The pump-action shotgun and ammunition used by Pierson were legally purchased from local retailers, Robinson said. He said Pierson bought the shotgun on 6 December and the ammunition on the morning of the shooting. Pierson, a senior remembered by classmates as studious yet argumentative – and described by some as socially awkward – was 18 when he made the purchases, the minimum age for buying a shotgun or other types of rifles in Colorado.
Hickenlooper, asked in an interview with CNN whether the shooting at Arapahoe High School had been linked to the following day's first anniversary of the Newtown school shooting, in which 20 children and six adults were killed, Hickenlooper said: "We don't see any connection at this point."
The sheriff's comments, made at an afternoon news conference, shed new light on circumstances of a shooting that unfolded in less than a minute and a half and marked the latest of more than two dozen instances of gun violence on US school campuses this year.
The faculty member believed by investigators to have been Pierson's intended target managed to flee the school unharmed.
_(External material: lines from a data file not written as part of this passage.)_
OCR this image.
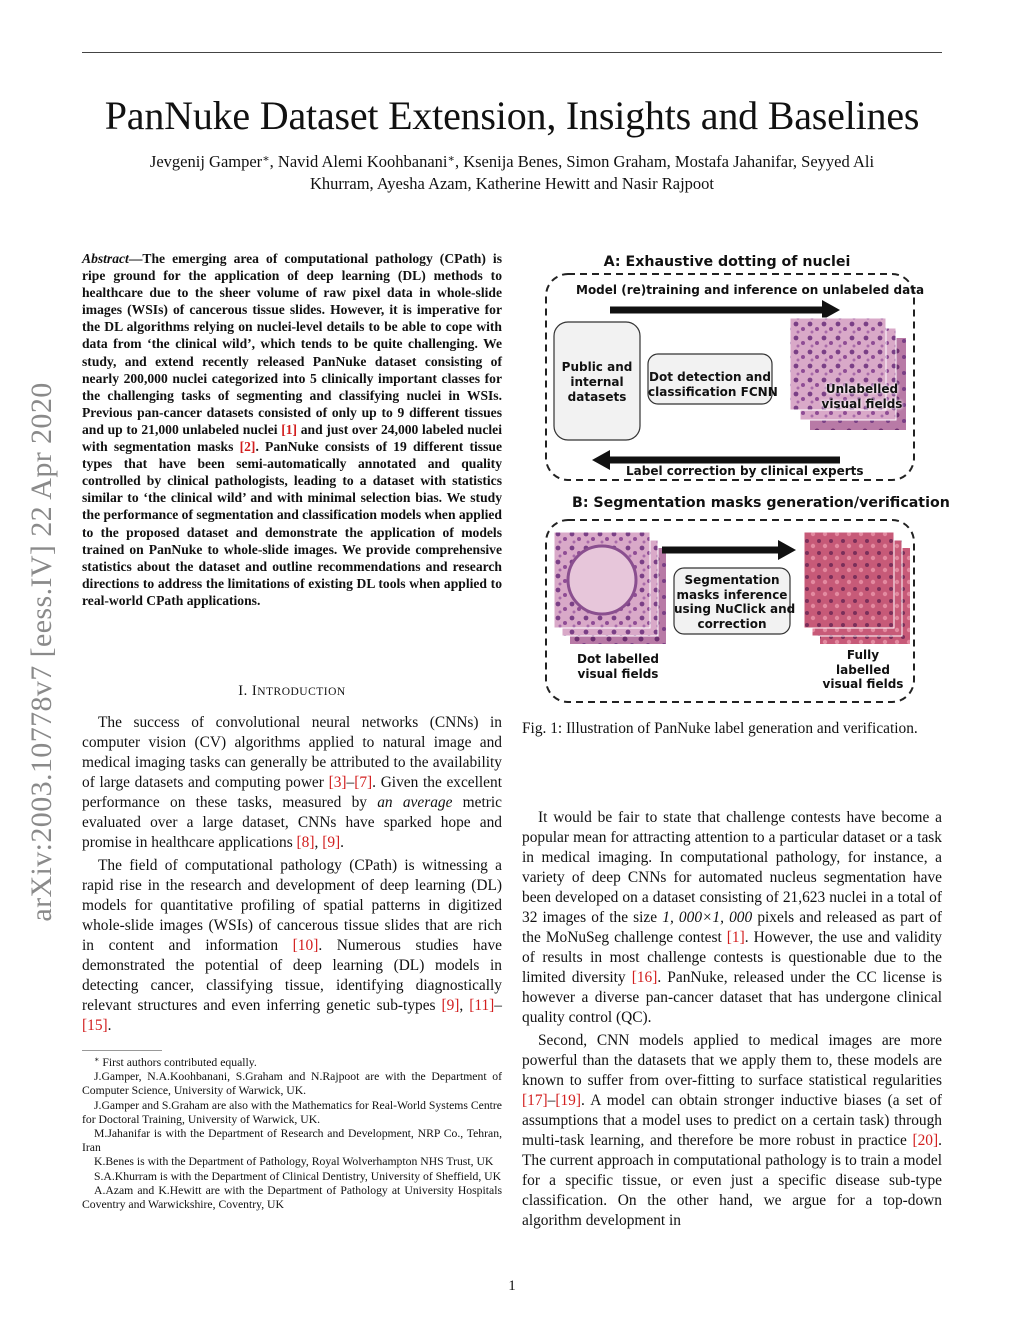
PanNuke Dataset Extension, Insights and Baselines
Jevgenij Gamper∗, Navid Alemi Koohbanani∗, Ksenija Benes, Simon Graham, Mostafa Jahanifar, Seyyed Ali
Khurram, Ayesha Azam, Katherine Hewitt and Nasir Rajpoot
arXiv:2003.10778v7 [eess.IV] 22 Apr 2020
Abstract—The emerging area of computational pathology (CPath) is ripe ground for the application of deep learning (DL) methods to healthcare due to the sheer volume of raw pixel data in whole-slide images (WSIs) of cancerous tissue slides. However, it is imperative for the DL algorithms relying on nuclei-level details to be able to cope with data from ‘the clinical wild’, which tends to be quite challenging. We study, and extend recently released PanNuke dataset consisting of nearly 200,000 nuclei categorized into 5 clinically important classes for the challenging tasks of segmenting and classifying nuclei in WSIs. Previous pan-cancer datasets consisted of only up to 9 different tissues and up to 21,000 unlabeled nuclei [1] and just over 24,000 labeled nuclei with segmentation masks [2]. PanNuke consists of 19 different tissue types that have been semi-automatically annotated and quality controlled by clinical pathologists, leading to a dataset with statistics similar to ‘the clinical wild’ and with minimal selection bias. We study the performance of segmentation and classification models when applied to the proposed dataset and demonstrate the application of models trained on PanNuke to whole-slide images. We provide comprehensive statistics about the dataset and outline recommendations and research directions to address the limitations of existing DL tools when applied to real-world CPath applications.
I. INTRODUCTION

The success of convolutional neural networks (CNNs) in computer vision (CV) algorithms applied to natural image and medical imaging tasks can generally be attributed to the availability of large datasets and computing power [3]–[7]. Given the excellent performance on these tasks, measured by an average metric evaluated over a large dataset, CNNs have sparked hope and promise in healthcare applications [8], [9].

The field of computational pathology (CPath) is witnessing a rapid rise in the research and development of deep learning (DL) models for quantitative profiling of spatial patterns in digitized whole-slide images (WSIs) of cancerous tissue slides that are rich in content and information [10]. Numerous studies have demonstrated the potential of deep learning (DL) models in detecting cancer, classifying tissue, identifying diagnostically relevant structures and even inferring genetic sub-types [9], [11]–[15].

∗ First authors contributed equally.

J.Gamper, N.A.Koohbanani, S.Graham and N.Rajpoot are with the Department of Computer Science, University of Warwick, UK.

J.Gamper and S.Graham are also with the Mathematics for Real-World Systems Centre for Doctoral Training, University of Warwick, UK.

M.Jahanifar is with the Department of Research and Development, NRP Co., Tehran, Iran

K.Benes is with the Department of Pathology, Royal Wolverhampton NHS Trust, UK

S.A.Khurram is with the Department of Clinical Dentistry, University of Sheffield, UK

A.Azam and K.Hewitt are with the Department of Pathology at University Hospitals Coventry and Warwickshire, Coventry, UK

A: Exhaustive dotting of nuclei
Model (re)training and inference on unlabeled data
Public and
internal
datasets
Dot detection and
classification FCNN	Unlabelled
visual fields
Label correction by clinical experts
B: Segmentation masks generation/verification
Segmentation
masks inference
using NuClick and
correction
Dot labelled
visual fields
Fully
labelled
visual fields
Fig. 1: Illustration of PanNuke label generation and verification.

It would be fair to state that challenge contests have become a popular mean for attracting attention to a particular dataset or a task in medical imaging. In computational pathology, for instance, a variety of deep CNNs for automated nucleus segmentation have been developed on a dataset consisting of 21,623 nuclei in a total of 32 images of the size 1, 000×1, 000 pixels and released as part of the MoNuSeg challenge contest [1]. However, the use and validity of results in most challenge contests is questionable due to the limited diversity [16]. PanNuke, released under the CC license is however a diverse pan-cancer dataset that has undergone clinical quality control (QC).

Second, CNN models applied to medical images are more powerful than the datasets that we apply them to, these models are known to suffer from over-fitting to surface statistical regularities [17]–[19]. A model can obtain stronger inductive biases (a set of assumptions that a model uses to predict on a certain task) through multi-task learning, and therefore be more robust in practice [20]. The current approach in computational pathology is to train a model for a specific tissue, or even just a specific disease sub-type classification. On the other hand, we argue for a top-down algorithm development in

1
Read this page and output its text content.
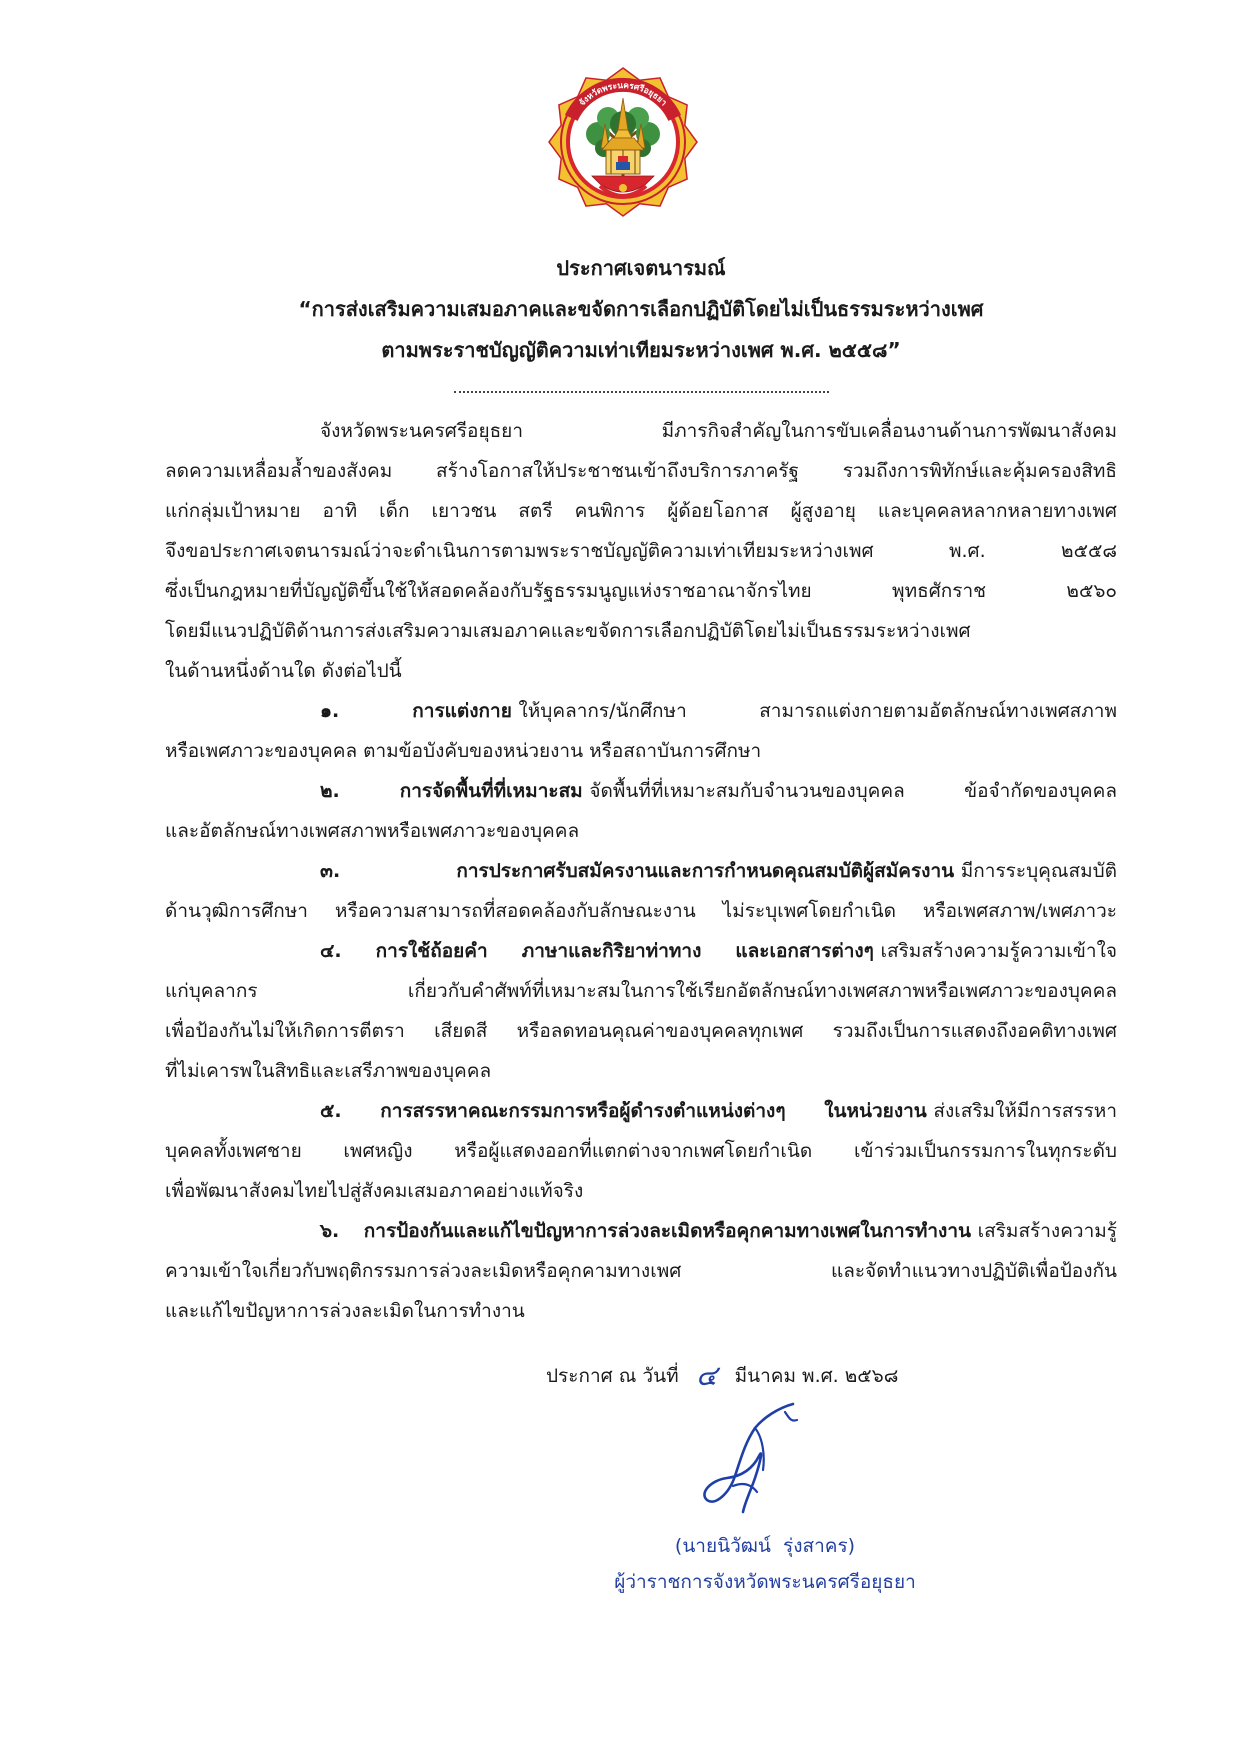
จังหวัดพระนครศรีอยุธยา
ประกาศเจตนารมณ์
“การส่งเสริมความเสมอภาคและขจัดการเลือกปฏิบัติโดยไม่เป็นธรรมระหว่างเพศ
ตามพระราชบัญญัติความเท่าเทียมระหว่างเพศ พ.ศ. ๒๕๕๘”
จังหวัดพระนครศรีอยุธยา มีภารกิจสำคัญในการขับเคลื่อนงานด้านการพัฒนาสังคม
ลดความเหลื่อมล้ำของสังคม สร้างโอกาสให้ประชาชนเข้าถึงบริการภาครัฐ รวมถึงการพิทักษ์และคุ้มครองสิทธิ
แก่กลุ่มเป้าหมาย อาทิ เด็ก เยาวชน สตรี คนพิการ ผู้ด้อยโอกาส ผู้สูงอายุ และบุคคลหลากหลายทางเพศ
จึงขอประกาศเจตนารมณ์ว่าจะดำเนินการตามพระราชบัญญัติความเท่าเทียมระหว่างเพศ พ.ศ. ๒๕๕๘
ซึ่งเป็นกฎหมายที่บัญญัติขึ้นใช้ให้สอดคล้องกับรัฐธรรมนูญแห่งราชอาณาจักรไทย พุทธศักราช ๒๕๖๐
โดยมีแนวปฏิบัติด้านการส่งเสริมความเสมอภาคและขจัดการเลือกปฏิบัติโดยไม่เป็นธรรมระหว่างเพศ
ในด้านหนึ่งด้านใด ดังต่อไปนี้
๑. การแต่งกาย ให้บุคลากร/นักศึกษา สามารถแต่งกายตามอัตลักษณ์ทางเพศสภาพ
หรือเพศภาวะของบุคคล ตามข้อบังคับของหน่วยงาน หรือสถาบันการศึกษา
๒. การจัดพื้นที่ที่เหมาะสม จัดพื้นที่ที่เหมาะสมกับจำนวนของบุคคล ข้อจำกัดของบุคคล
และอัตลักษณ์ทางเพศสภาพหรือเพศภาวะของบุคคล
๓. การประกาศรับสมัครงานและการกำหนดคุณสมบัติผู้สมัครงาน มีการระบุคุณสมบัติ
ด้านวุฒิการศึกษา หรือความสามารถที่สอดคล้องกับลักษณะงาน ไม่ระบุเพศโดยกำเนิด หรือเพศสภาพ/เพศภาวะ
๔. การใช้ถ้อยคำ ภาษาและกิริยาท่าทาง และเอกสารต่างๆ เสริมสร้างความรู้ความเข้าใจ
แก่บุคลากร เกี่ยวกับคำศัพท์ที่เหมาะสมในการใช้เรียกอัตลักษณ์ทางเพศสภาพหรือเพศภาวะของบุคคล
เพื่อป้องกันไม่ให้เกิดการตีตรา เสียดสี หรือลดทอนคุณค่าของบุคคลทุกเพศ รวมถึงเป็นการแสดงถึงอคติทางเพศ
ที่ไม่เคารพในสิทธิและเสรีภาพของบุคคล
๕. การสรรหาคณะกรรมการหรือผู้ดำรงตำแหน่งต่างๆ ในหน่วยงาน ส่งเสริมให้มีการสรรหา
บุคคลทั้งเพศชาย เพศหญิง หรือผู้แสดงออกที่แตกต่างจากเพศโดยกำเนิด เข้าร่วมเป็นกรรมการในทุกระดับ
เพื่อพัฒนาสังคมไทยไปสู่สังคมเสมอภาคอย่างแท้จริง
๖. การป้องกันและแก้ไขปัญหาการล่วงละเมิดหรือคุกคามทางเพศในการทำงาน เสริมสร้างความรู้
ความเข้าใจเกี่ยวกับพฤติกรรมการล่วงละเมิดหรือคุกคามทางเพศ และจัดทำแนวทางปฏิบัติเพื่อป้องกัน
และแก้ไขปัญหาการล่วงละเมิดในการทำงาน
ประกาศ ณ วันที่ ๔ มีนาคม พ.ศ. ๒๕๖๘
(นายนิวัฒน์  รุ่งสาคร)
ผู้ว่าราชการจังหวัดพระนครศรีอยุธยา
According to Robinson, the librarian imposed some unspecified disciplinary action in September against Pierson, "related to the debate team", for verbal threats other students reported that Pierson had directed at the faculty member. But the sheriff said he did not believe the punishment was "overly harsh" and he denied Pierson had been suspended or ejected from the debate team, as a number of students have said in accounts to Reuters and other media outlets.
Pierson repeatedly called out the faculty member by name as he stalked through the hallways of the school on Friday. The faculty member has not been publicly named by authorities, but local media accounts and students have identified him as librarian Tracy Murphy. Students who knew Pierson said he was heavily involved in the speech and debate club, until he was placed on some kind of restriction by the coach.
"Speech and debate was his platform," senior classmate Dylan Johnson, 17, told Reuters outside the school on Saturday. "When Mr Murphy took that away, I think that's what set him off, because he didn't have an outlet anymore."
Johnson said Pierson was known for speaking without "a filter", blurting out inappropriate comments that could get him in hot water. He said he was in Spanish class with Pierson when his classmate got angry and cursed at the teacher.
"He was just this big, goofy kid," Ryan Curtin, 16, a sophomore who knew Pierson from a weight-training class. "He was just kind of goofy and awkward, but never bullied that I could tell."
Zack Runberg, 18, another senior who took a world literature course with Pierson, said: "He was not a loner. He did have friends and would speak his mind in class."
The violence on Friday unfolded just eight miles from Columbine High School, where a pair of students shot 12 classmates and a teacher to death before killing themselves in 1999. Centennial is also where James Holmes, the former graduate student charged with shooting 12 moviegoers to death in nearby Aurora, Colorado, in July 2012, is being held in custody, awaiting trial on capital murder charges.